Laboratory testing for HIT is a two-stage process. Testing begins with a high-sensitivity ELISA screen for anti-PF4 IgG antibodies.

No Antibodies Detected:

If the O.D. < 0.4, a diagnosis of HIT is unlikely (negative predictive value 97-99%), and no further testing is necessary.

Heparin Dependent Anti-PF4 IgG Antibodies are Present:

If the O.D. > 0.4 and % inhibition with soluble heparin is > 50%, the assay is positive.
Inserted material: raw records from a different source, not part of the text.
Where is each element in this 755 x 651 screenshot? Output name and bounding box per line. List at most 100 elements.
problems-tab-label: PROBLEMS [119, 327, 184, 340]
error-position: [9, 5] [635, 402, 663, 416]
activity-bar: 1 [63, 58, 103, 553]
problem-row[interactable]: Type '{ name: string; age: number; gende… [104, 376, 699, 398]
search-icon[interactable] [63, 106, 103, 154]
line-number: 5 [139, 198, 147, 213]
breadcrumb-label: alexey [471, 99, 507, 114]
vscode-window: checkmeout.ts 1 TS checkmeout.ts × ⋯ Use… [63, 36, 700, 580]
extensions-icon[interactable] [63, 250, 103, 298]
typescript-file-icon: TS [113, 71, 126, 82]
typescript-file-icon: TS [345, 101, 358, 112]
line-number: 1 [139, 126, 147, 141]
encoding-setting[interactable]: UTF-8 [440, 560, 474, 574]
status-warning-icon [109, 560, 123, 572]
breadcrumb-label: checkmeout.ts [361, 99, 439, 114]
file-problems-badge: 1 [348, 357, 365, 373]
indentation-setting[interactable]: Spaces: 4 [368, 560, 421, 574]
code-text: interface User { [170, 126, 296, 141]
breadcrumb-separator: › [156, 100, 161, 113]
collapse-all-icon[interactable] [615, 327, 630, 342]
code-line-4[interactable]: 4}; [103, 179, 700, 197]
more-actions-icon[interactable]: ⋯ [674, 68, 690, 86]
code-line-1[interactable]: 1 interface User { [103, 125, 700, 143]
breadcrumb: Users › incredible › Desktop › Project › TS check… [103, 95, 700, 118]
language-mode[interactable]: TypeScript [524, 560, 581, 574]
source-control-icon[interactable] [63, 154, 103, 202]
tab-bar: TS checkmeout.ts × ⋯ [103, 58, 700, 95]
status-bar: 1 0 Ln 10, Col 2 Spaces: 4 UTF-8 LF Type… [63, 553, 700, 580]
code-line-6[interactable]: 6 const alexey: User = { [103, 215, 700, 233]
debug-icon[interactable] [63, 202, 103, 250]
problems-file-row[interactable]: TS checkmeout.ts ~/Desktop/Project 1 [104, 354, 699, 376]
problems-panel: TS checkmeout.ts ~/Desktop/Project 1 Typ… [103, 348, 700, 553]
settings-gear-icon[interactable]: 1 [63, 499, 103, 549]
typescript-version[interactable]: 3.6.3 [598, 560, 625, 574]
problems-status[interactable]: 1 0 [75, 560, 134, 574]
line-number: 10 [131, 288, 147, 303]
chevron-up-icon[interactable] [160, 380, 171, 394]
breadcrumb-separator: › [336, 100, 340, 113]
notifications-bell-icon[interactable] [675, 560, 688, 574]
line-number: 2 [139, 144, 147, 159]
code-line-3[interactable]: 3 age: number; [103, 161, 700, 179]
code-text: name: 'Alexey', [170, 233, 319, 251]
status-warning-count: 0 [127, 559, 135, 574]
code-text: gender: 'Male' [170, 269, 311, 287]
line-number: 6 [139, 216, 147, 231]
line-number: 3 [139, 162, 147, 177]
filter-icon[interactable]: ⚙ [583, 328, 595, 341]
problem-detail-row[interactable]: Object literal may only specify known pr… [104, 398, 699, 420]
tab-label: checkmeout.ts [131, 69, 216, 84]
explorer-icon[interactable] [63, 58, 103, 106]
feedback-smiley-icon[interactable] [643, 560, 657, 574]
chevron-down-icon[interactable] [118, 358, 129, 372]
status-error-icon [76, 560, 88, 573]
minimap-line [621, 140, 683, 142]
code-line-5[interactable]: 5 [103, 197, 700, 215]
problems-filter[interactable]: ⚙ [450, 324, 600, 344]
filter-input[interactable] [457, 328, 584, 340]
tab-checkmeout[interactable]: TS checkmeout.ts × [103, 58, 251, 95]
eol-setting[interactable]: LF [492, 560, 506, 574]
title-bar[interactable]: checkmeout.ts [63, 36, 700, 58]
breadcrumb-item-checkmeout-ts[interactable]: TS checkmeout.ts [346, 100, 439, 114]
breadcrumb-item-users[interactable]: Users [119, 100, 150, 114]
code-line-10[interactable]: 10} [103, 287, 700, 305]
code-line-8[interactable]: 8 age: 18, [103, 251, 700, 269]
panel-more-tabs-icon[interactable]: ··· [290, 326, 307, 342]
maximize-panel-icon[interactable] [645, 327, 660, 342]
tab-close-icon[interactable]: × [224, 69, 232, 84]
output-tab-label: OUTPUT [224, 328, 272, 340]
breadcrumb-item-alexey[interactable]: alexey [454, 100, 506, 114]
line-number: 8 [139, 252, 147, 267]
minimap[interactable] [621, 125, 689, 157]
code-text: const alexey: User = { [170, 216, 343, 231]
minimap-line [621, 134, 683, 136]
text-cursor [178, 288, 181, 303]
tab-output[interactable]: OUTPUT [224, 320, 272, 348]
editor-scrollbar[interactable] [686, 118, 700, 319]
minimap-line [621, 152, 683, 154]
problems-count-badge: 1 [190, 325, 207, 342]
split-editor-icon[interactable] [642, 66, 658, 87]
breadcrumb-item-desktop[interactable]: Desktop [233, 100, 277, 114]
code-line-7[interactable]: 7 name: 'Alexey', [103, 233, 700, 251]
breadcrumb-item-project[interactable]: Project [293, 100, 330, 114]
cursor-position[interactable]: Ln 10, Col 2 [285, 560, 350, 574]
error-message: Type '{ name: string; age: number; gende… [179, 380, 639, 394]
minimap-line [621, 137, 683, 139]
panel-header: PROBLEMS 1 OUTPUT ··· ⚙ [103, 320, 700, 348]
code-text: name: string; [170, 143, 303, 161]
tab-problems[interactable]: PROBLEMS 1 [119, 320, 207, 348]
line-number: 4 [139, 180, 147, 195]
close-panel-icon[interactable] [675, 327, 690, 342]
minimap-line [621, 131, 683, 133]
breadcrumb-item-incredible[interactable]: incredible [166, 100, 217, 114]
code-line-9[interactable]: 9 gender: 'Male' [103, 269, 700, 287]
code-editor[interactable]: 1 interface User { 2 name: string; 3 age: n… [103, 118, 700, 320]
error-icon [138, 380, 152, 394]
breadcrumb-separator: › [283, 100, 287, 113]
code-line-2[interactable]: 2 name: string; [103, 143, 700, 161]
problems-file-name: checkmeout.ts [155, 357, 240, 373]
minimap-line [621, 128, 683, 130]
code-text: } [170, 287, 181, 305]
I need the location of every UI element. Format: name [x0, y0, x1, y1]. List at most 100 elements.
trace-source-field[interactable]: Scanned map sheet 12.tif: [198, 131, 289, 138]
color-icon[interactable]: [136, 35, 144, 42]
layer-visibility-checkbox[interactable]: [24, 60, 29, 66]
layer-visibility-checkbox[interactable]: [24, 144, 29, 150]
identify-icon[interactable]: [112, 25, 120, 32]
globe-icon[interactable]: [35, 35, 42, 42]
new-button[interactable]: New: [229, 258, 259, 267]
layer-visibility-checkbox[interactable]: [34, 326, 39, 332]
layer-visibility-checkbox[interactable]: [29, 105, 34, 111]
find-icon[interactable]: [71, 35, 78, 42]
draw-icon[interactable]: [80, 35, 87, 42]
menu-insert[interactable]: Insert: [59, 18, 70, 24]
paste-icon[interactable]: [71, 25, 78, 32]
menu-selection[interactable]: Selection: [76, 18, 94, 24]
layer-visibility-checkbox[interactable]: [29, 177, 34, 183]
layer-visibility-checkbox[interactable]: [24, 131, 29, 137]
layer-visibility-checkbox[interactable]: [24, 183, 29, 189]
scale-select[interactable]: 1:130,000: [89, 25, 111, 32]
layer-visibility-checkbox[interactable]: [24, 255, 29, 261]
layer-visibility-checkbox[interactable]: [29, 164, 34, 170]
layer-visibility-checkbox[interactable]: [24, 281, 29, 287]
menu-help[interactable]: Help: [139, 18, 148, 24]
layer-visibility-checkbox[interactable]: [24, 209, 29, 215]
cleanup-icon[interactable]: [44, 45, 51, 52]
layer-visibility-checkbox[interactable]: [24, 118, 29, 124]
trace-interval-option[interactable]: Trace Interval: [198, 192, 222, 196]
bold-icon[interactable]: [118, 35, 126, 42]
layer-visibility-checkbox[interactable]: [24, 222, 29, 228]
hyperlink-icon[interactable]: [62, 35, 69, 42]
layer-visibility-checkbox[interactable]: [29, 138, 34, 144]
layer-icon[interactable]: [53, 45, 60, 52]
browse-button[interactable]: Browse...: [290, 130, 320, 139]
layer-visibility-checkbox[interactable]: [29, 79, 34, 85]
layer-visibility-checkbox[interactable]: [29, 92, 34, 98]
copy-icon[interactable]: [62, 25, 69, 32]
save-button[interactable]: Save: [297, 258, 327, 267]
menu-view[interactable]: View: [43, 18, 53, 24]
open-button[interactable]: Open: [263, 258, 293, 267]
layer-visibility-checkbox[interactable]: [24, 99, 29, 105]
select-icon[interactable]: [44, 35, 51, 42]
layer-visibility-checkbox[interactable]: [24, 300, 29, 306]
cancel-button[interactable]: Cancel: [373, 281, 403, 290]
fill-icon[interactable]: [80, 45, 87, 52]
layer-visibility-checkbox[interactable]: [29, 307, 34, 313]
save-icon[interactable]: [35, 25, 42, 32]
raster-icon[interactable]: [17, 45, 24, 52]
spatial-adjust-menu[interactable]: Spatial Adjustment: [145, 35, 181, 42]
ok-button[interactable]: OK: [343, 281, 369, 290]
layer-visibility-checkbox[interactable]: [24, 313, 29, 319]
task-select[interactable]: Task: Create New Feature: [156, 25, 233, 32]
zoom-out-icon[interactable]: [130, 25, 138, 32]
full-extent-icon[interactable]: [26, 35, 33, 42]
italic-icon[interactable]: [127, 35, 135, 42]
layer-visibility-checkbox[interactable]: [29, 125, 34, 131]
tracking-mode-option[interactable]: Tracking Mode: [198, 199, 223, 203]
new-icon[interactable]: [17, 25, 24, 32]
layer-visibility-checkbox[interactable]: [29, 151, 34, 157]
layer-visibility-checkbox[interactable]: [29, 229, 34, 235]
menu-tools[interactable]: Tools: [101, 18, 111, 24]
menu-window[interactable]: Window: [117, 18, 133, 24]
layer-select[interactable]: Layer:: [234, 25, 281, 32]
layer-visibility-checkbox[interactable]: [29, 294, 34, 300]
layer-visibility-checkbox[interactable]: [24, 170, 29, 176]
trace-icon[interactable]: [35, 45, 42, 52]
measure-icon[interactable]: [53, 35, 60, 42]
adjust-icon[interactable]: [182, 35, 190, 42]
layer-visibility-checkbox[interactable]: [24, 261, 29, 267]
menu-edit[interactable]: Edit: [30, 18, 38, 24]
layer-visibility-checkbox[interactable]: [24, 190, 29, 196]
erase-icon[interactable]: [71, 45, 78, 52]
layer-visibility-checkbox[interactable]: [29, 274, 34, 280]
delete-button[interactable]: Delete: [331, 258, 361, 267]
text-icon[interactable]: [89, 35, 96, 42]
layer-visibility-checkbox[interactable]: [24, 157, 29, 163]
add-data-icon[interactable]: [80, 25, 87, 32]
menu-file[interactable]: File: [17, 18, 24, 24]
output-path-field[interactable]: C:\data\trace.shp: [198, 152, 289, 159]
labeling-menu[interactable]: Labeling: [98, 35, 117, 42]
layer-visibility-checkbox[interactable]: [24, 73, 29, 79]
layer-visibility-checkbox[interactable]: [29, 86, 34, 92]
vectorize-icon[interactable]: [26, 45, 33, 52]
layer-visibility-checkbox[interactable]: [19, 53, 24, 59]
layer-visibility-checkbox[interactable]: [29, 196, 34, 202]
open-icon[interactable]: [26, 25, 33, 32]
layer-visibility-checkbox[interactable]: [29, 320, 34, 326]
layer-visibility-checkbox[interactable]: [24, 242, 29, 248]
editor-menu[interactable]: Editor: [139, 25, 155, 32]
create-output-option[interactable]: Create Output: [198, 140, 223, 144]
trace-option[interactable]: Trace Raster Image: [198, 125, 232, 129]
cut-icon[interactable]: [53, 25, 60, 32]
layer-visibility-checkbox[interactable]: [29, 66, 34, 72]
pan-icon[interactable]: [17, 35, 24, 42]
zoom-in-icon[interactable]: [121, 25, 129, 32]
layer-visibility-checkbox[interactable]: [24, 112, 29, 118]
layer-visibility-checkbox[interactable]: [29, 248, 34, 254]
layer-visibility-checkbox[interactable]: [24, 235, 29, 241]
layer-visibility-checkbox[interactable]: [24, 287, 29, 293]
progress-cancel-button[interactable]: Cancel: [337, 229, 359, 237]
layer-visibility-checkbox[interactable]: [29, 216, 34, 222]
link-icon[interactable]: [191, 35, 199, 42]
The ordering clinician is immediately notified of the result.

The HIPA platelet functional assay (with higher specificity) is then performed to confirm the diagnosis of HIT. Recommendations to order the SRA will be made.

Heparin-Dependent Anti-PF4 IgG Antibodies Equivocal:

If the O.D. > 0.4 and % inhibition with soluble heparin is < 50%, the assay is equivocal.

Platelet functional assays (with higher specificity) are performed to further evaluate.

The anti-PF4 IgG assay (GTI Diagnostics, Waukesha, WI) is performed by a solid-phase ELISA method. The antibody in the patient’s specimen will bind to microwells coated with PF4 complexed with polyvinyl sulfonate. After serial addition of alkaline phosphatase labeled anti-human IgG and the substrate p-nitrophenyl phosphate, the optical density (O.D.) of developed color is measured in a spectrophotometer. The anti-PF4 IgG assay is performed with the patient’s specimen with and without additional soluble heparin (final heparin concentration of 100 U/mL) as well as positive and negative controls.

If the O.D. is less than 0.4, it is considered a negative result.

If the anti-PF4 IgG result is positive with the O.D. greater than 0.4, % inhibition will be calculated as follows:

Patient specimen with heparin – Negative control
[1- (___________________________ )] x 100 = % Inhibition
Patient specimen without heparin – Negative control

The inhibition of a positive reaction by 50% or more (by calculation) in the presence of excess heparin is considered confirmatory for the presence of specific antibodies that react with PF4: heparin.

Heparin-induced platelet aggregation testing (HIPA) is performed by mixing donor platelet-rich plasma (providing the platelets) with patient plasma (providing the antibodies). Low-dose UFH (0.1-0.5 U/ml) is added. If antibodies are present, immune complexes form. The antibody/PF4/heparin complexes activate the platelet FcγRIIa and the platelets aggregate (> 30% aggregation indicates a positive confirmatory result). As an additional control for specificity, high-dose UFH (100 U/ml) is also tested. The excess heparin prevents the formation of immune complexes and should not induce platelet aggregation. If aggregation is seen with the high-dose heparin, the test is considered indeterminate due to non-specific cross reactivity. This test has a higher specificity for pathologic HIT than the screening assay, but the sensitivity is only 50-80%.

The serotonin release assay (SRA) (sent out) and other washed platelet assays offer more sensitive confirmatory testing (80-90%). These tests are performed in a similar manner to the HIPA, relying on donor platelets and patient plasma or serum. With the SRA, a > 20% release of serotonin in the presence of low-dose UHF is considered positive. If there is > 20% serotonin release in the presence of high-dose UFH, the test is considered indeterminate. If the screening test is positive with a high pretest probability, and the HIPA is negative, performing the SRA may be helpful.

In patients suspected of developing a HIT-like syndrome while on low molecular weight heparin (LMWH), confirmatory testing is performed with LMWH instead of UFH.

References

1. Kelton JG, Warkentin TE. Heparin-induced thrombocytopenia: a historical perspective. Blood. 2008 Oct 1;112(7):2607-16.

2. Xiao Z, Visentin GP, Dayananda KM, Neelamegham S. Immune complexes formed following the binding of antiplatelet factor 4 (CXCL4) antibodies to CXCL4 stimulate human neutrophil activation and cell adhesion. Blood. 2008 Aug 15;112(4):1091-100.

3. Walenga JM, Jeske WP, Messmore HL. Mechanisms of venous and arterial thrombosis in heparin-induced thrombocytopenia. J Thromb Thrombolysis. 2000 Nov;10 Suppl 1:13-20.

4. Warkentin TE, Chong BH, Greinacher A. Heparin-induced thrombocytopenia: towards consensus. Thromb Haemost. 1998;79:1-7.

5. Warkentin TE, Heddle NM. Laboratory Diagnosis of Immune Heparin-Induced Thrombocytopenia. Current Hematology Reports. 2003;2:148-157.